El cura hacía misa casi todos los días, rezando con los fieles a Dios, una salvación a las almas arrebatadas sin permiso, de los cuerpos masacrados a sangre fría sin pudor y consideración alguna. Aquellos que nunca habían tocado una biblia, suplicaban clemencia al padre creador del universo. Los granjeros daban pequeños animales como ofrenda a la fuerza omnipotente que todo lo veía y sabía, esperando apaciguar un alma que había sido quebrantada hace muchos años.
En la oscuridad de un sótano en una casa abandonaba a las afueras del pueblo, un ser que había estado atado durante tanto tiempo, había sido desatado. Su cuerpo mugriento y maloliente saliendo al exterior, tropezando con sus propios pies. Cayendo y levantándose, sin rumbo fijo, la cabeza martillándole, el mareo intentando apoderarse de su mente fragmentada. Las uñas rotas y sangradas agarrándose de las rocas y raíces, tratando de hallar el equilibrio de su cuerpo desacostumbrado a estar de pie.
Pasaron dos meses sin que un solo cuerpo fuese hallado sin vida. Los habitantes de Villa Malgama, felices de que todo había terminado, dando por muerto al asesino serial que causaba pesadillas hasta en los más jóvenes, creyeron que la paz por fin había regresado a sus vidas. Decidieron realizar una fiesta para calmar el estrés que les había causado las múltiples muertes, y quizás de ese modo, tratar de sentirse bien después de tanto tiempo de estar encerrados en sus casas.

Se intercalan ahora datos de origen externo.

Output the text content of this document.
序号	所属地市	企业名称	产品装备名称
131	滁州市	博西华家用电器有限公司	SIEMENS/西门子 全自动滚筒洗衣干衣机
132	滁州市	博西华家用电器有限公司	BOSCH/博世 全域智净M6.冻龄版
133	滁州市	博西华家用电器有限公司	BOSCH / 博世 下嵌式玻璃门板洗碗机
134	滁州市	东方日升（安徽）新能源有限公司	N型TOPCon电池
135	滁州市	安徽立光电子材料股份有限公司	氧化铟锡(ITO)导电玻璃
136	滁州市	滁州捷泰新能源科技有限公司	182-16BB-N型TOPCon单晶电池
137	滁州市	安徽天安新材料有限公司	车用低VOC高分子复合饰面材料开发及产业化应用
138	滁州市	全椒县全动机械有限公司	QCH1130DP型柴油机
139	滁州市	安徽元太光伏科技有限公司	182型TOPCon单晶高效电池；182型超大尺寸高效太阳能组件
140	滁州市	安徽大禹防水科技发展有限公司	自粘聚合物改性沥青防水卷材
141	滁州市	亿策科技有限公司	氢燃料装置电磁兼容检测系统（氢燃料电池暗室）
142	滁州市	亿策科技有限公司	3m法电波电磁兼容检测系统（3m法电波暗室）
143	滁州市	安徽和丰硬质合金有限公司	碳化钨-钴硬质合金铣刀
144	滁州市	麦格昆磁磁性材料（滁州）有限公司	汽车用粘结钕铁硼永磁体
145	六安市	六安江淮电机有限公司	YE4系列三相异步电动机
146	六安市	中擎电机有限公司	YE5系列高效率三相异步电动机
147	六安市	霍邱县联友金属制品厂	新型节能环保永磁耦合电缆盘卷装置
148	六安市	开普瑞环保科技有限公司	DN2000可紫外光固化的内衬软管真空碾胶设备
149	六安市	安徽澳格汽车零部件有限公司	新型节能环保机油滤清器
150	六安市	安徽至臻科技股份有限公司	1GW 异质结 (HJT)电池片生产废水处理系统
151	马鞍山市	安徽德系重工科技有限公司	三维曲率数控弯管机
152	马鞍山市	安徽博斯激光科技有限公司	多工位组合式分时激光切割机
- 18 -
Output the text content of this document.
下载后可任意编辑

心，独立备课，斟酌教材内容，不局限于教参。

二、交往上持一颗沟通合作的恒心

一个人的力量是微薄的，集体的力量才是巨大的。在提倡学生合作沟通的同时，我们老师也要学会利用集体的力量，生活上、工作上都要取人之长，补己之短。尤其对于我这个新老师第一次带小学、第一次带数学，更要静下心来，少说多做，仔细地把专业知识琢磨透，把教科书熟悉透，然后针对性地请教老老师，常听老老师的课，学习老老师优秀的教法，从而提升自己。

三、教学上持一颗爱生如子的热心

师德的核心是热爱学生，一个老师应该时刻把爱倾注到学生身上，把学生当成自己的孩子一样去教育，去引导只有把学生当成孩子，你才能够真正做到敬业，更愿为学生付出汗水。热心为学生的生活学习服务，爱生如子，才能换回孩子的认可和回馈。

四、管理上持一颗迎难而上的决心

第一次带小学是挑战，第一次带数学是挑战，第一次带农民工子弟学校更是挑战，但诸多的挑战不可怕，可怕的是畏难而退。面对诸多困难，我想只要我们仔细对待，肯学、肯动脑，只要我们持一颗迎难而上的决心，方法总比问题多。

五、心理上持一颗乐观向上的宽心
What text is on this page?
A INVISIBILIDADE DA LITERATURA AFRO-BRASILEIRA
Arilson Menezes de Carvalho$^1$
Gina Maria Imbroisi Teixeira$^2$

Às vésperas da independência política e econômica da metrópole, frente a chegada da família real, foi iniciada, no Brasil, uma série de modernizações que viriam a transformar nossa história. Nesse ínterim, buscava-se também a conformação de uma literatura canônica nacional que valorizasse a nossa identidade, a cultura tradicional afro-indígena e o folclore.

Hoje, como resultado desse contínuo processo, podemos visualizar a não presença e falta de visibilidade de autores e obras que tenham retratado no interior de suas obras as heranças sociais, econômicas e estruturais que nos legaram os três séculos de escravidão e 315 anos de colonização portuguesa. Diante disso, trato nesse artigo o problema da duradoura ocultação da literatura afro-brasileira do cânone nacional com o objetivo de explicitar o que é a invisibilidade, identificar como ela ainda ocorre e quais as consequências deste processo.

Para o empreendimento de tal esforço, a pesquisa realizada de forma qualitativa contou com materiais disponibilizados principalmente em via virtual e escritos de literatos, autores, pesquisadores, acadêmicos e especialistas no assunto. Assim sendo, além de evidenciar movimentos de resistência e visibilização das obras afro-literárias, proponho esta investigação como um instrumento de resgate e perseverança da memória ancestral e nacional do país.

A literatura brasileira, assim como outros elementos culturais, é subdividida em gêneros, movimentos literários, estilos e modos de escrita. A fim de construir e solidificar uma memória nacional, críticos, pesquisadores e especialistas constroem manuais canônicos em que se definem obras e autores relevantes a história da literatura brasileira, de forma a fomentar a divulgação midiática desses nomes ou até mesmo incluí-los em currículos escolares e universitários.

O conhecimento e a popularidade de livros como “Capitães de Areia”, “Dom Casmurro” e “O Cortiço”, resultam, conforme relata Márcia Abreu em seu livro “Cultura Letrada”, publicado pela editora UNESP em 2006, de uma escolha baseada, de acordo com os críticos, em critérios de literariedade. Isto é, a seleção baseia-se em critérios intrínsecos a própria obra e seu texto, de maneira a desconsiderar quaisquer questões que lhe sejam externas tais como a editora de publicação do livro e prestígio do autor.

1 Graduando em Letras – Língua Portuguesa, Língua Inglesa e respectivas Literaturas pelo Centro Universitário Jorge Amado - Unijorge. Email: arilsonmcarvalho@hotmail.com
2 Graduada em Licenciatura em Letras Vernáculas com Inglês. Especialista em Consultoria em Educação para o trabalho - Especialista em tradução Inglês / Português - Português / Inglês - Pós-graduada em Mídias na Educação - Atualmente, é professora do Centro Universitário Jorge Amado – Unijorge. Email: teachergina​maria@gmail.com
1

Lo que nunca imaginaron, era que esa acción podría ser el detonante de una bomba a punto de estallar, amenazando de consumir cuanta pobre alma se encontrase en el camino.
En un estrecho camino seis almas que se habían perdido, se estaban reencontrando, y formando un círculo primero, pactando el sello oscuro grabado en su piel, cual marca pecaminosa. Caminando luego hacia el lugar donde todo había empezado, para ser partícipes de una maldición, cuyas almas había sido entregadas incluso antes de que llegaran a nacer.
Durante quince largas generaciones, aquel que aguardaba en silencio en las penumbras la venganza prometida, caminó hacia aquellas seis entidades, ensombrecidas por el odio y la maldad, del que había sido poseído primero.